Bernstein also traveled to a conference in Rome, Italy in April 2012, where Bernstein became friends with Italian harpist Floreada Sacchi. Sacchi performed Cage’s music and her own at a small gathering and asked Bernstein to give a short pre-concert talk.
“It was such a special experience. To get to know people, it was like a think tank, to get to interact with different scholars,” Bernstein said.
Bernstein liked the feel of the international conferences, where he said they’re very different from the more American conferences that seem to be based around the job market in order to make connections and advance their careers. Which is not what happened at these conferences. Connections were made, but in a much more friendly way.
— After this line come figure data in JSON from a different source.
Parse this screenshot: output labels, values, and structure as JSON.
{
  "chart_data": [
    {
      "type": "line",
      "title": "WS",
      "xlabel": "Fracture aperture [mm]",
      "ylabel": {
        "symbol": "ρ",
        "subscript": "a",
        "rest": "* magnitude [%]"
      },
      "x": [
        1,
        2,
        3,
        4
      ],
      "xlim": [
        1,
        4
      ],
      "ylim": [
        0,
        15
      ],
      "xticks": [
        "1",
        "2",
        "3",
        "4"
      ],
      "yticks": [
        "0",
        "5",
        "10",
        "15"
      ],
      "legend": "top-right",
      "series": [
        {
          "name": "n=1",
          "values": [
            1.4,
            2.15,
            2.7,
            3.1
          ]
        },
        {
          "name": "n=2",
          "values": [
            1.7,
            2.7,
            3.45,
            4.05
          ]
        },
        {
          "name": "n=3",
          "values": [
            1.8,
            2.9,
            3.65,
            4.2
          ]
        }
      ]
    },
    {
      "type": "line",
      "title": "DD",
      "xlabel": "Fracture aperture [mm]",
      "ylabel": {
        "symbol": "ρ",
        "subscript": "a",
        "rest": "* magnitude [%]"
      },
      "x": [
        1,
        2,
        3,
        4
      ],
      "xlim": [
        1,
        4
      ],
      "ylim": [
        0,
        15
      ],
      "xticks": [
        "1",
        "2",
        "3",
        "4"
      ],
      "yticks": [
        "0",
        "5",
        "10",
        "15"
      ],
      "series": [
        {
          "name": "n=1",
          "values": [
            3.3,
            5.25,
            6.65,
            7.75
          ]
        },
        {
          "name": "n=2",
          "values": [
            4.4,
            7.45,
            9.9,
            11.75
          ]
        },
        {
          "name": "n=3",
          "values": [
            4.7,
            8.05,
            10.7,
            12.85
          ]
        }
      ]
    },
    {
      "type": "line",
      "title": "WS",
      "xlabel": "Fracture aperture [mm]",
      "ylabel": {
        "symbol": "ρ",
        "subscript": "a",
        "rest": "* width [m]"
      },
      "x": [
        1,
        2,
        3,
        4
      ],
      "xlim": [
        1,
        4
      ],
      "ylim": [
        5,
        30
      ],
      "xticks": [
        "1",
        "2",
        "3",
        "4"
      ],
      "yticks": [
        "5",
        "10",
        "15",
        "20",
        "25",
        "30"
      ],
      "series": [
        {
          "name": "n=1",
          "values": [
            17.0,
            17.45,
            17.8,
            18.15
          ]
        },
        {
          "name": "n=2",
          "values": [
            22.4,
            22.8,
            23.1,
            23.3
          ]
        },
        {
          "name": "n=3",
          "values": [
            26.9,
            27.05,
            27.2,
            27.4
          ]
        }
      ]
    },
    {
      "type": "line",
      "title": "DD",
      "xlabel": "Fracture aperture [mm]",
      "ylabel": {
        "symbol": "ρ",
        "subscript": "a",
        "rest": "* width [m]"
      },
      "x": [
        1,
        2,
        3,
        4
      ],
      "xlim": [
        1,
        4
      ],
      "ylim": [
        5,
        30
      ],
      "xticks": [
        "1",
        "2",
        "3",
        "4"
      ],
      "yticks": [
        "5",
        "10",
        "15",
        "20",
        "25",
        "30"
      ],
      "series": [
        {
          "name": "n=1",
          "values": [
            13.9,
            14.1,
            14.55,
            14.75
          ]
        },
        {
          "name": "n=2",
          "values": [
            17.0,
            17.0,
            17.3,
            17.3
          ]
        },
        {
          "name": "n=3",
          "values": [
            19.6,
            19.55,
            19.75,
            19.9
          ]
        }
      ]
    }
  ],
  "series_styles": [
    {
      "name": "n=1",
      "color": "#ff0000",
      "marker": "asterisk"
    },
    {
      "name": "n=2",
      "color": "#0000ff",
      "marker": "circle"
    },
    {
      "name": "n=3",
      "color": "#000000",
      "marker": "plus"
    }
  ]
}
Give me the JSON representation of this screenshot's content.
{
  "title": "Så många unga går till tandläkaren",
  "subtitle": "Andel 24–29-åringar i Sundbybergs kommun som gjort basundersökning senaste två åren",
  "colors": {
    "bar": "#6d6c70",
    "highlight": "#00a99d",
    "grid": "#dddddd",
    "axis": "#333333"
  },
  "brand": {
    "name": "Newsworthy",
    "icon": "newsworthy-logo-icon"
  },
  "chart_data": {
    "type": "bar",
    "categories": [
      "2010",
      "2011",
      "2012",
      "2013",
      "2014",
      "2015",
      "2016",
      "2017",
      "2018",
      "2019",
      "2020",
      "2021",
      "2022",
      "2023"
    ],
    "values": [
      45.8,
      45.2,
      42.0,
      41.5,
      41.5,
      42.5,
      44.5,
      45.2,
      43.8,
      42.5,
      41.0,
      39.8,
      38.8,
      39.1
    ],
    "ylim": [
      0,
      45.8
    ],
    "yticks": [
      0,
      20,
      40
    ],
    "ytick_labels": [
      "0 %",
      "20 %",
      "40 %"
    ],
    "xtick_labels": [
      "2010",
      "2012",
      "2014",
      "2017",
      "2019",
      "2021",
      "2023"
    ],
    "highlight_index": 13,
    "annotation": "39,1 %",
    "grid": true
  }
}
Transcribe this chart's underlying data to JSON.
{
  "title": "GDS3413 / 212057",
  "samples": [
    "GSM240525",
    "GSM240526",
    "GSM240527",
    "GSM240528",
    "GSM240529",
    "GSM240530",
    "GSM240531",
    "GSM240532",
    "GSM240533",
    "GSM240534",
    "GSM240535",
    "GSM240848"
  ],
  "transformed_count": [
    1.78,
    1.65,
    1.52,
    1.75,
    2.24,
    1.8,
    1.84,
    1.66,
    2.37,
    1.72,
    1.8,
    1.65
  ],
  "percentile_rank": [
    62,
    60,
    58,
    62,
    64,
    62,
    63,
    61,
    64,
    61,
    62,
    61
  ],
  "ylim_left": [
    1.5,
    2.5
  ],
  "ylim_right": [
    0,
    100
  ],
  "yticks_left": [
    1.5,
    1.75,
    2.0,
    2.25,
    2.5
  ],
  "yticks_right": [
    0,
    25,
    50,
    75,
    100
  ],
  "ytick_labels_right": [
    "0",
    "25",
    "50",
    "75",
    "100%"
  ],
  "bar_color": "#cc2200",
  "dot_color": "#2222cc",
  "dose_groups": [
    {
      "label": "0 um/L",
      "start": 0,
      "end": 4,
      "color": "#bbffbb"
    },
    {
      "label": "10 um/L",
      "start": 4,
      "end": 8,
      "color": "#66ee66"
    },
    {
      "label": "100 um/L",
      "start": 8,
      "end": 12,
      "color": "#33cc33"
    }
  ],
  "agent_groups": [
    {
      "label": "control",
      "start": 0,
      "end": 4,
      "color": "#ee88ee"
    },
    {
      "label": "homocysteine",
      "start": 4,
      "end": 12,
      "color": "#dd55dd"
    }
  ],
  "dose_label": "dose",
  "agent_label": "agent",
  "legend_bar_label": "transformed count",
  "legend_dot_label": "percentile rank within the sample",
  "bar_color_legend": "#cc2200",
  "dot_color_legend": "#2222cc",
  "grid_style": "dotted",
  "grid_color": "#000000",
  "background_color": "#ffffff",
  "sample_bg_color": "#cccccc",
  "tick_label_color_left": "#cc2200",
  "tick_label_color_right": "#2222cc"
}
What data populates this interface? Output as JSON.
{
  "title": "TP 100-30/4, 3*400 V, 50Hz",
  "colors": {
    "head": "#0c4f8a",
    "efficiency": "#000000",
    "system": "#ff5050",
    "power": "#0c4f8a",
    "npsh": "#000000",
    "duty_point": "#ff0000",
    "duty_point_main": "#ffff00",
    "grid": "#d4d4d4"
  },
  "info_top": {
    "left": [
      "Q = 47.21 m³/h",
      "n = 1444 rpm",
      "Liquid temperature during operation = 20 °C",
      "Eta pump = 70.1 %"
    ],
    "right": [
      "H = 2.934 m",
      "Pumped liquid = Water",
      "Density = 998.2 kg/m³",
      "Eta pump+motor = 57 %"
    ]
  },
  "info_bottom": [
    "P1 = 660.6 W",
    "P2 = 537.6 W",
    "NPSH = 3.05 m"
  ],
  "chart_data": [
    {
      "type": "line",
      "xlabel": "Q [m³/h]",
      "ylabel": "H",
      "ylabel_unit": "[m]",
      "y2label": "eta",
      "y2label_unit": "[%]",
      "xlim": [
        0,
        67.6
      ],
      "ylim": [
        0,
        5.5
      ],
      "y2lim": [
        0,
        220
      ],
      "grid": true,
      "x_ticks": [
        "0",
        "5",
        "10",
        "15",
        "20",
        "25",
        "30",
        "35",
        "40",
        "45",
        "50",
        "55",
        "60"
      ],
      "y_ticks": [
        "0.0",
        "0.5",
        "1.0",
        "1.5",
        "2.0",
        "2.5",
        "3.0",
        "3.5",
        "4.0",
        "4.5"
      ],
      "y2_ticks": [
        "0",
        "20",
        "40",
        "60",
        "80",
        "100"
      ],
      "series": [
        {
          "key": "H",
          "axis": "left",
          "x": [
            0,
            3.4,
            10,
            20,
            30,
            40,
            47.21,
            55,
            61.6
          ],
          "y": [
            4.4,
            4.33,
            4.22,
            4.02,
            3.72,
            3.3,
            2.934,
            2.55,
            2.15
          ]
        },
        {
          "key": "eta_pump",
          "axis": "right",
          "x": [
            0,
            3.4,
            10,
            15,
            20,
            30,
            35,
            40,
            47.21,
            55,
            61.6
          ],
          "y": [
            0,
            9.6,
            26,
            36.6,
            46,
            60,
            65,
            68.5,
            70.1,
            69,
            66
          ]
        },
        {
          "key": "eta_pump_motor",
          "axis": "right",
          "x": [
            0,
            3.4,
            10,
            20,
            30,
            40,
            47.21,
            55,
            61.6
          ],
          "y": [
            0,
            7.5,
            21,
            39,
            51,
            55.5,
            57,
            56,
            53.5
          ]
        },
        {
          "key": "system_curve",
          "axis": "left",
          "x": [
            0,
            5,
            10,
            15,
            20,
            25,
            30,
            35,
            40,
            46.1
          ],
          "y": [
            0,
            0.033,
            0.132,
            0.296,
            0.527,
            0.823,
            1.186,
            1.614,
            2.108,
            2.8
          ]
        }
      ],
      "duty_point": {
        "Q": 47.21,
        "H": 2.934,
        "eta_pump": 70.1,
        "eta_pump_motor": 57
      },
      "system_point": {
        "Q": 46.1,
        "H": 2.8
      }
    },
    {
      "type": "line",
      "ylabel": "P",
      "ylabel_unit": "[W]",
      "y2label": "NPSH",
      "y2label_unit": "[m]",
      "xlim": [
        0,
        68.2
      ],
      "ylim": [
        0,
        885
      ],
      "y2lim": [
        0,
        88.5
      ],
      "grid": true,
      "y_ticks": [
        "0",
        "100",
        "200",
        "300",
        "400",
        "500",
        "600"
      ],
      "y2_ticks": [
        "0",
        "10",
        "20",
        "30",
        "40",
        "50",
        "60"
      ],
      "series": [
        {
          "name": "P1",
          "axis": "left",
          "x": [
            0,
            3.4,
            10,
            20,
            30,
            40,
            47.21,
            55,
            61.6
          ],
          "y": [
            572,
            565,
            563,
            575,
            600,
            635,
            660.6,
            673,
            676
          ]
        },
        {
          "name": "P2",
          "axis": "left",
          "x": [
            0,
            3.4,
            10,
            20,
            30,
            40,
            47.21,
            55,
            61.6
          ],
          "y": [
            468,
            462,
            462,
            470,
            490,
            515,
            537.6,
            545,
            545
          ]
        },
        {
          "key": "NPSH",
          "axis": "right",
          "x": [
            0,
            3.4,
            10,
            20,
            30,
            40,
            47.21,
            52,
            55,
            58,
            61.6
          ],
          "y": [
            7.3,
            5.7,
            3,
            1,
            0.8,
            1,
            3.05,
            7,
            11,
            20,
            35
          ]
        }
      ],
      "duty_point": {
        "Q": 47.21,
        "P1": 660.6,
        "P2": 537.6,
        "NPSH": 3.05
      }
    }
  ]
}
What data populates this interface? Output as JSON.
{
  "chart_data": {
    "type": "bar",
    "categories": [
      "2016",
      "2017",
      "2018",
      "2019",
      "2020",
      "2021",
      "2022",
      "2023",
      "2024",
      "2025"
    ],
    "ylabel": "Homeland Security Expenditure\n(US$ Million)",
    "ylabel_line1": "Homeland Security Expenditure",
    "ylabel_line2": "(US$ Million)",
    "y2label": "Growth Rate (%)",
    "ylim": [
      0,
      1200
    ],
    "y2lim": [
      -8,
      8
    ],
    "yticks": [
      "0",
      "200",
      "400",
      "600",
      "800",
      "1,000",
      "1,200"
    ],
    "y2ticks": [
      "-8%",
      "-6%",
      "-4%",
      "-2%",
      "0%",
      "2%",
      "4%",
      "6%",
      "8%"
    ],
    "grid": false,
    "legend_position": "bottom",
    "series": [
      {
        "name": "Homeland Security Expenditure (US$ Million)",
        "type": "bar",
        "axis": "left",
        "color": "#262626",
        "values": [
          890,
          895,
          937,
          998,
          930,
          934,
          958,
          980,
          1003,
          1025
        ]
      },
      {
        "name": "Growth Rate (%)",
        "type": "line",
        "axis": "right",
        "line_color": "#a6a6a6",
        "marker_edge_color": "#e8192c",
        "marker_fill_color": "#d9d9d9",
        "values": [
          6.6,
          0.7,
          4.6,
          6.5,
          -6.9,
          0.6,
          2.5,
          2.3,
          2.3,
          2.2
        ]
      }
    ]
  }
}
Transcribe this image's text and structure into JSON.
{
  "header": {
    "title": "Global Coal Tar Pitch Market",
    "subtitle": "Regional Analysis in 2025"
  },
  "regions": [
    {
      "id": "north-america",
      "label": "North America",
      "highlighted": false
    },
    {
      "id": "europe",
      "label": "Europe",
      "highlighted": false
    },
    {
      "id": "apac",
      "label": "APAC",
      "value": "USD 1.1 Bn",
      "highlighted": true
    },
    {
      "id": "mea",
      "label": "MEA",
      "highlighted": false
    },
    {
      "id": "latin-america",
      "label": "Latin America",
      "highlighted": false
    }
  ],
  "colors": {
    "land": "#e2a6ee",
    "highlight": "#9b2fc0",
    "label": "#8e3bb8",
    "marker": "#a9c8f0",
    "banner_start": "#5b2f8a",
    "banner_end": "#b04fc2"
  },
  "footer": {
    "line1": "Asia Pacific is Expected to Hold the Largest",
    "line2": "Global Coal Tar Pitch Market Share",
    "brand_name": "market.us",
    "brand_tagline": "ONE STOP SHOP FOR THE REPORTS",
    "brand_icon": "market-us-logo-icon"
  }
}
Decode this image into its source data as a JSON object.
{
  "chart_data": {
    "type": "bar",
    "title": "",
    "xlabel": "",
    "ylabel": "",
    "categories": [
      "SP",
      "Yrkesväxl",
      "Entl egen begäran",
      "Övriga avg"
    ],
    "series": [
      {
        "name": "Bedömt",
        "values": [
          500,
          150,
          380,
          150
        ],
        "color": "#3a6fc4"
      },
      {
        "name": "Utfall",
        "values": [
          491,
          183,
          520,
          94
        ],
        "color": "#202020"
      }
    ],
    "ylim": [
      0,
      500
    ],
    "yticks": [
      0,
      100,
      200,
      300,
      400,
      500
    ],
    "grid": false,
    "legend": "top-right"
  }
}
Bernstein feels really lucky to work at the same place Cage did. While Cage left Mills in 1992 shortly before his death, Bernstein only had one real interaction with Cage, where after a performance, he shook Cage’s hand and talked to him briefly.
“I feel so lucky because Mills has this history in which John Cage was such a prominent figure in what we have now. Especially from when he worked with the dance department and tradition of experimental music,” said Bernstein.